Administration Guide › CA IdentityMinder Mobile App › How to Configure CA IdentityMinder to Support the Mobile App › Configure Required Attributes

Configure Required Attributes

The CA IdentityMinder user store must include the following well-known attributes to enable user registration and access through the mobile app:

• %ACTCODE%—Identifies the attribute that stores a randomly generated activation number. After the user is registered, this attribute contains the word Registered.
• %ACTCODEVAL%—Identifies the attribute that stores the activation code that the client sets during registration time. CA IdentityMinder compares this value with the value of %ACTCODE%.
• %PWRESETCODE% —Identifies the attribute that stores an encrypted code, which provides single-factor authentication during a password reset

You map these well-known attributes to available user store attributes in the directory configuration file (directory.xml). If there are no available attributes, extend the user store schema. For more information about extending the schema, see the documentation for your user store.

Include the following data classifications in the attribute descriptions:

<DataClassification name="sensitive"/>

Replaces the reset code value with wildcard characters in task screens, audit records, and system logs.

Important! Do not include the sensitive data classification in the %ACTCODE% attribute definition. If you include the sensitive attribute, the mobile app does not work correctly.

<DataClassification name=" AttributeLevelEncrypt "/>

Encrypts and decrypts the reset code value as it is written and read from the user store using the defined encryption key.

<DataClassification name=" ignore_on_copy "/>

Causes CA IdentityMinder to ignore an attribute when an administrator creates a copy of an object in the User Console.

Follow these steps:

1. Log in to the Management Console.
2. Select Directories, then click the directory that contains mobile users.
3. Export the directory.
4. Add or modify an attribute description to include the %ACTCODE% well-known attribute.

   You can map any available attribute to the %ACTCODE% well-known.

   <ImsManagedObjectAttr
   physicalname="attr1"
   displayname="ActivationCode"
   description="Activiation Code"
   valuetype="String"
   required="false"
   multivalued="false"
   wellknown="%ACTCODE%"
   maxlength="0" 
   hidden="true"
   system="true">
   

   <DataClassification name="ignore_on_copy"/>  
   <DataClassification name=" AttributeLevelEncrypt"/>   
   </ImsManagedObjectAttr>
   

5. Repeat step 4 to define the %ACTCODEVAL% well-known attribute.
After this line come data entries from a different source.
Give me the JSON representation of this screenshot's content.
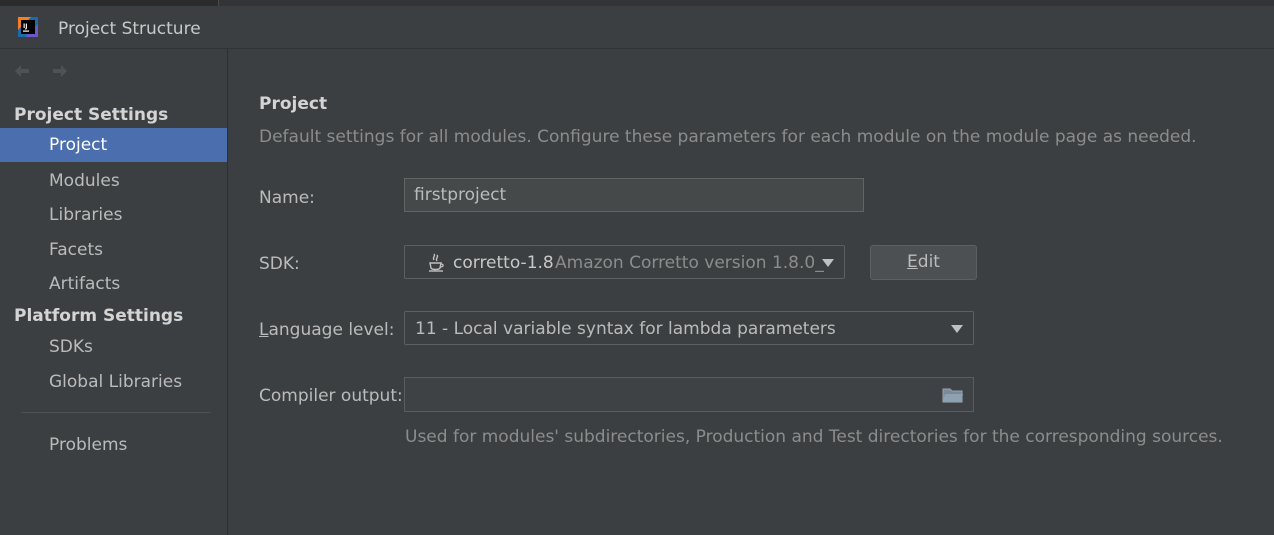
{
  "window": {
    "title": "Project Structure",
    "app_icon": "intellij-idea-icon"
  },
  "sidebar": {
    "nav": {
      "back_icon": "arrow-left-icon",
      "forward_icon": "arrow-right-icon"
    },
    "groups": [
      {
        "label": "Project Settings",
        "items": [
          "Project",
          "Modules",
          "Libraries",
          "Facets",
          "Artifacts"
        ]
      },
      {
        "label": "Platform Settings",
        "items": [
          "SDKs",
          "Global Libraries"
        ]
      }
    ],
    "problems_label": "Problems",
    "selected": "Project"
  },
  "main": {
    "title": "Project",
    "description": "Default settings for all modules. Configure these parameters for each module on the module page as needed.",
    "name": {
      "label": "Name:",
      "value": "firstproject"
    },
    "sdk": {
      "label": "SDK:",
      "icon": "java-icon",
      "name": "corretto-1.8",
      "description": "Amazon Corretto version 1.8.0_",
      "edit_button_mnemonic": "E",
      "edit_button_rest": "dit"
    },
    "language_level": {
      "label_mnemonic": "L",
      "label_rest": "anguage level:",
      "value": "11 - Local variable syntax for lambda parameters"
    },
    "compiler_output": {
      "label": "Compiler output:",
      "value": "",
      "icon": "folder-icon",
      "hint": "Used for modules' subdirectories, Production and Test directories for the corresponding sources."
    }
  },
  "colors": {
    "background": "#3c3f41",
    "selection": "#4b6eaf",
    "text": "#bbbbbb",
    "muted_text": "#8c8c8c"
  }
}
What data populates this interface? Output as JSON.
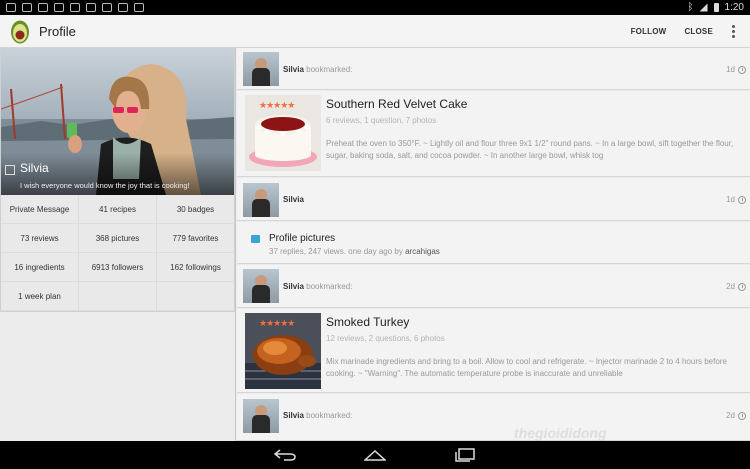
{
  "status_bar": {
    "time": "1:20"
  },
  "action_bar": {
    "title": "Profile",
    "follow_label": "FOLLOW",
    "close_label": "CLOSE"
  },
  "profile": {
    "name": "Silvia",
    "bio": "I wish everyone would know the joy that is cooking!",
    "stats": [
      {
        "label": "Private Message"
      },
      {
        "label": "41 recipes"
      },
      {
        "label": "30 badges"
      },
      {
        "label": "73 reviews"
      },
      {
        "label": "368 pictures"
      },
      {
        "label": "779 favorites"
      },
      {
        "label": "16 ingredients"
      },
      {
        "label": "6913 followers"
      },
      {
        "label": "162 followings"
      },
      {
        "label": "1 week plan"
      }
    ]
  },
  "feed": {
    "item1": {
      "user": "Silvia",
      "action": " bookmarked:",
      "time": "1d"
    },
    "recipe1": {
      "stars": "★★★★★",
      "title": "Southern Red Velvet Cake",
      "meta": "6 reviews, 1 question, 7 photos",
      "desc": "Preheat the oven to 350°F. ~ Lightly oil and flour three 9x1 1/2\" round pans. ~ In a large bowl, sift together the flour, sugar, baking soda, salt, and cocoa powder. ~ In another large bowl, whisk tog"
    },
    "item2": {
      "user": "Silvia",
      "time": "1d"
    },
    "topic": {
      "title": "Profile pictures",
      "meta": "37 replies, 247 views. one day ago by ",
      "author": "arcahigas"
    },
    "item3": {
      "user": "Silvia",
      "action": " bookmarked:",
      "time": "2d"
    },
    "recipe2": {
      "stars": "★★★★★",
      "title": "Smoked Turkey",
      "meta": "12 reviews, 2 questions, 6 photos",
      "desc": "Mix marinade ingredients and bring to a boil. Allow to cool and refrigerate. ~ Injector marinade 2 to 4 hours before cooking. ~ \"Warning\". The automatic temperature probe is inaccurate and unreliable"
    },
    "item4": {
      "user": "Silvia",
      "action": " bookmarked:",
      "time": "2d"
    }
  },
  "watermark": "thegioididong",
  "colors": {
    "accent_star": "#f56e3c",
    "topic_icon": "#3ba3d8"
  }
}
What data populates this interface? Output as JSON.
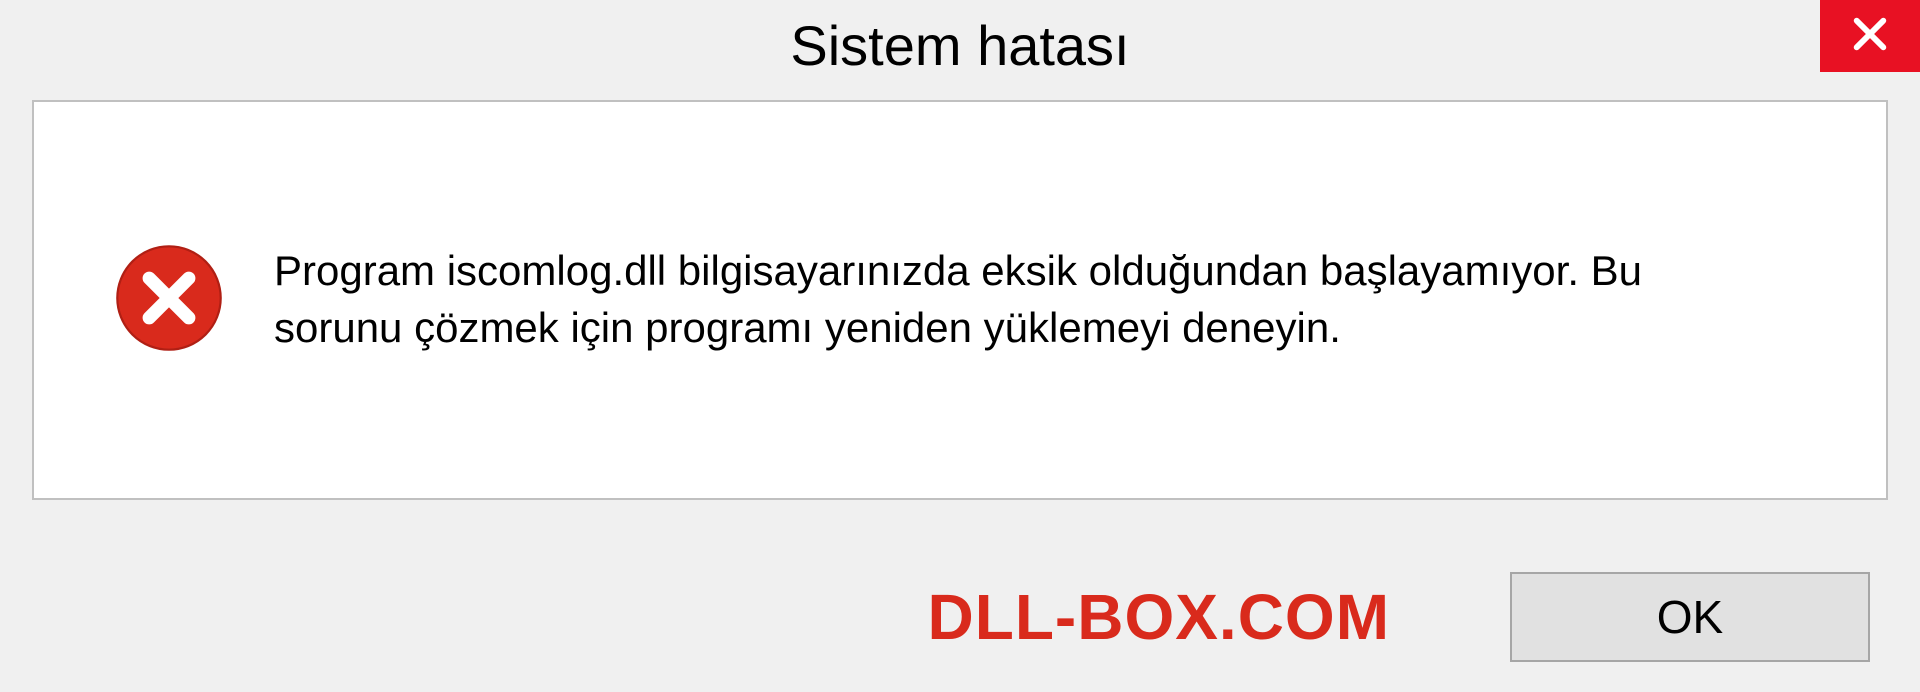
{
  "titlebar": {
    "title": "Sistem hatası"
  },
  "message": {
    "text": "Program iscomlog.dll bilgisayarınızda eksik olduğundan başlayamıyor. Bu sorunu çözmek için programı yeniden yüklemeyi deneyin."
  },
  "watermark": {
    "text": "DLL-BOX.COM"
  },
  "buttons": {
    "ok_label": "OK"
  },
  "icons": {
    "close": "close-icon",
    "error": "error-circle-icon"
  },
  "colors": {
    "close_bg": "#e81123",
    "error_icon": "#d92a1c",
    "watermark": "#d92a1c",
    "dialog_bg": "#f0f0f0",
    "button_bg": "#e1e1e1",
    "border": "#c0c0c0"
  }
}
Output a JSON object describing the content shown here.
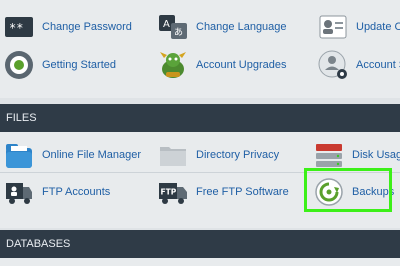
{
  "preferences": {
    "row1": [
      {
        "label": "Change Password",
        "icon": "password-icon"
      },
      {
        "label": "Change Language",
        "icon": "language-icon"
      },
      {
        "label": "Update Con",
        "icon": "contact-card-icon"
      }
    ],
    "row2": [
      {
        "label": "Getting Started",
        "icon": "getting-started-icon"
      },
      {
        "label": "Account Upgrades",
        "icon": "dragon-icon"
      },
      {
        "label": "Account Set",
        "icon": "account-settings-icon"
      }
    ],
    "lang_glyphs": {
      "a": "A",
      "b": "あ"
    },
    "password_glyph": "**"
  },
  "files": {
    "header": "FILES",
    "row1": [
      {
        "label": "Online File Manager",
        "icon": "file-manager-icon"
      },
      {
        "label": "Directory Privacy",
        "icon": "folder-icon"
      },
      {
        "label": "Disk Usage",
        "icon": "disk-usage-icon"
      }
    ],
    "row2": [
      {
        "label": "FTP Accounts",
        "icon": "ftp-accounts-icon"
      },
      {
        "label": "Free FTP Software",
        "icon": "ftp-truck-icon"
      },
      {
        "label": "Backups",
        "icon": "backups-icon"
      }
    ],
    "ftp_glyph": "FTP"
  },
  "databases": {
    "header": "DATABASES"
  },
  "colors": {
    "link": "#1f5fa5",
    "header_bg": "#2f3b47",
    "highlight": "#3cf018"
  }
}
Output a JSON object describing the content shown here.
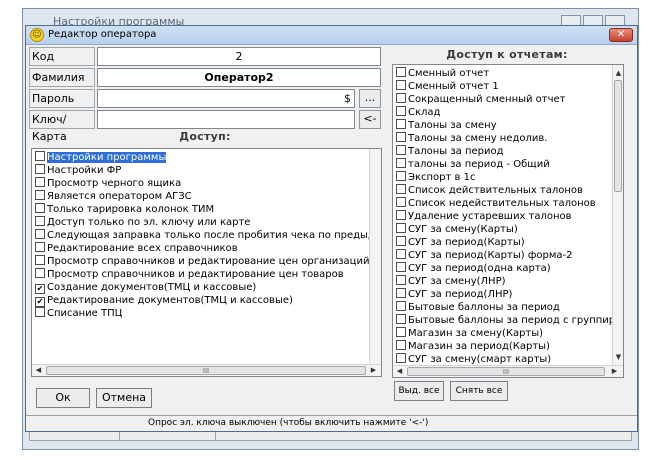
{
  "background_window": {
    "title": "Настройки программы"
  },
  "dialog": {
    "title": "Редактор оператора",
    "close_label": "✕"
  },
  "form": {
    "code_label": "Код",
    "code_value": "2",
    "surname_label": "Фамилия",
    "surname_value": "Оператор2",
    "password_label": "Пароль",
    "password_value": "$",
    "password_button": "...",
    "key_label": "Ключ/Карта",
    "key_value": "",
    "key_button": "<-"
  },
  "access": {
    "title": "Доступ:",
    "items": [
      {
        "label": "Настройки программы",
        "checked": false,
        "selected": true
      },
      {
        "label": "Настройки ФР",
        "checked": false
      },
      {
        "label": "Просмотр черного ящика",
        "checked": false
      },
      {
        "label": "Является оператором АГЗС",
        "checked": false
      },
      {
        "label": "Только тарировка колонок ТИМ",
        "checked": false
      },
      {
        "label": "Доступ только по эл. ключу или карте",
        "checked": false
      },
      {
        "label": "Следующая заправка только после пробития чека по предыдущей",
        "checked": false
      },
      {
        "label": "Редактирование всех справочников",
        "checked": false
      },
      {
        "label": "Просмотр справочников и редактирование цен организаций",
        "checked": false
      },
      {
        "label": "Просмотр справочников и редактирование цен товаров",
        "checked": false
      },
      {
        "label": "Создание документов(ТМЦ и кассовые)",
        "checked": true
      },
      {
        "label": "Редактирование документов(ТМЦ и кассовые)",
        "checked": true
      },
      {
        "label": "Списание ТПЦ",
        "checked": false
      }
    ],
    "scroll_mark": "III"
  },
  "reports": {
    "title": "Доступ к отчетам:",
    "items": [
      {
        "label": "Сменный отчет",
        "checked": false
      },
      {
        "label": "Сменный отчет 1",
        "checked": false
      },
      {
        "label": "Сокращенный сменный отчет",
        "checked": false
      },
      {
        "label": "Склад",
        "checked": false
      },
      {
        "label": "Талоны за смену",
        "checked": false
      },
      {
        "label": "Талоны за смену недолив.",
        "checked": false
      },
      {
        "label": "Талоны за период",
        "checked": false
      },
      {
        "label": "талоны за период - Общий",
        "checked": false
      },
      {
        "label": "Экспорт в 1с",
        "checked": false
      },
      {
        "label": "Список действительных талонов",
        "checked": false
      },
      {
        "label": "Список недействительных талонов",
        "checked": false
      },
      {
        "label": "Удаление устаревших талонов",
        "checked": false
      },
      {
        "label": "СУГ за смену(Карты)",
        "checked": false
      },
      {
        "label": "СУГ за период(Карты)",
        "checked": false
      },
      {
        "label": "СУГ за период(Карты) форма-2",
        "checked": false
      },
      {
        "label": "СУГ за период(одна карта)",
        "checked": false
      },
      {
        "label": "СУГ за смену(ЛНР)",
        "checked": false
      },
      {
        "label": "СУГ за период(ЛНР)",
        "checked": false
      },
      {
        "label": "Бытовые баллоны за период",
        "checked": false
      },
      {
        "label": "Бытовые баллоны за период с группиро",
        "checked": false
      },
      {
        "label": "Магазин за смену(Карты)",
        "checked": false
      },
      {
        "label": "Магазин за период(Карты)",
        "checked": false
      },
      {
        "label": "СУГ за смену(смарт карты)",
        "checked": false
      }
    ],
    "scroll_mark": "III",
    "select_all": "Выд. все",
    "deselect_all": "Снять все"
  },
  "buttons": {
    "ok": "Ок",
    "cancel": "Отмена"
  },
  "status": {
    "text": "Опрос эл. ключа выключен (чтобы включить нажмите '<-')"
  }
}
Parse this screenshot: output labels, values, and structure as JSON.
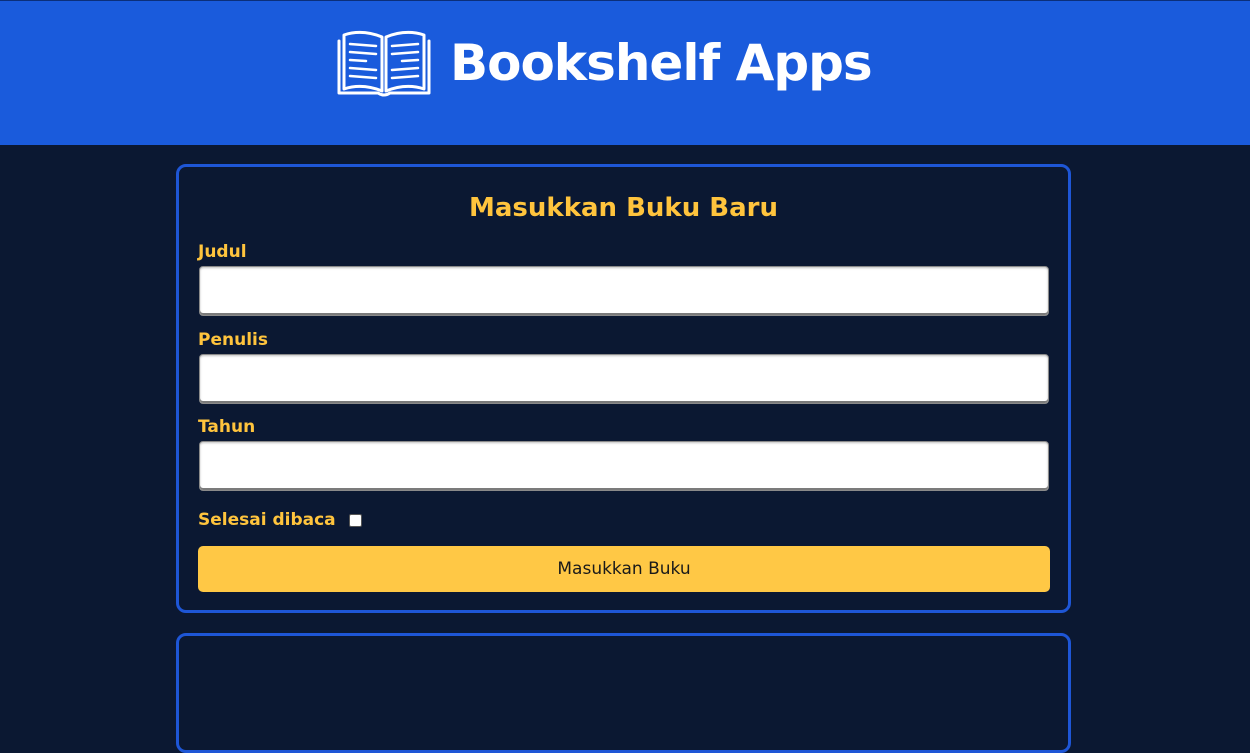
{
  "header": {
    "title": "Bookshelf Apps",
    "icon": "open-book-icon"
  },
  "form": {
    "title": "Masukkan Buku Baru",
    "fields": [
      {
        "label": "Judul",
        "value": "",
        "placeholder": ""
      },
      {
        "label": "Penulis",
        "value": "",
        "placeholder": ""
      },
      {
        "label": "Tahun",
        "value": "",
        "placeholder": ""
      }
    ],
    "checkbox": {
      "label": "Selesai dibaca",
      "checked": false
    },
    "submit_label": "Masukkan Buku"
  },
  "colors": {
    "header_bg": "#1a5bdc",
    "page_bg": "#0b1832",
    "accent": "#ffc43d",
    "card_border": "#1e56d6",
    "button_bg": "#ffc845"
  }
}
Include the following data classifications:

   <DataClassification name="sensitive"/>
   <DataClassification name="ignore_on_copy"/>  
   <DataClassification name=" AttributeLevelEncrypt"/>   
   

6. Add an attribute description for the %PWRESETCODE% well-known attribute. Include the following data classifications:

   <DataClassification name="sensitive"/>
   <DataClassification name="ignore_on_copy"/>  
   <DataClassification name=" AttributeLevelEncrypt"/> 
   

   The attribute definition resembles the following example:

   <ImsManagedObjectAttr
   physicalname="XXXX"
   description="Password Reset Code"
   displayname="Password Reset Code"
   valuetype="String"
   wellknown="%PWRESETCODE%"
   maxlength="0"
   hidden="true"
   system="true">
   

   <DataClassification name="ignore_on_copy"/>
   <DataClassification name="sensitive"/>   
   <DataClassification name=" AttributeLevelEncrypt"/>   
   

   </ImsManagedObjectAttr>
   

7. Save the directory.xml file.
8. Load the saved directory.xml file by clicking Update in the Directory Properties page in the Management Console.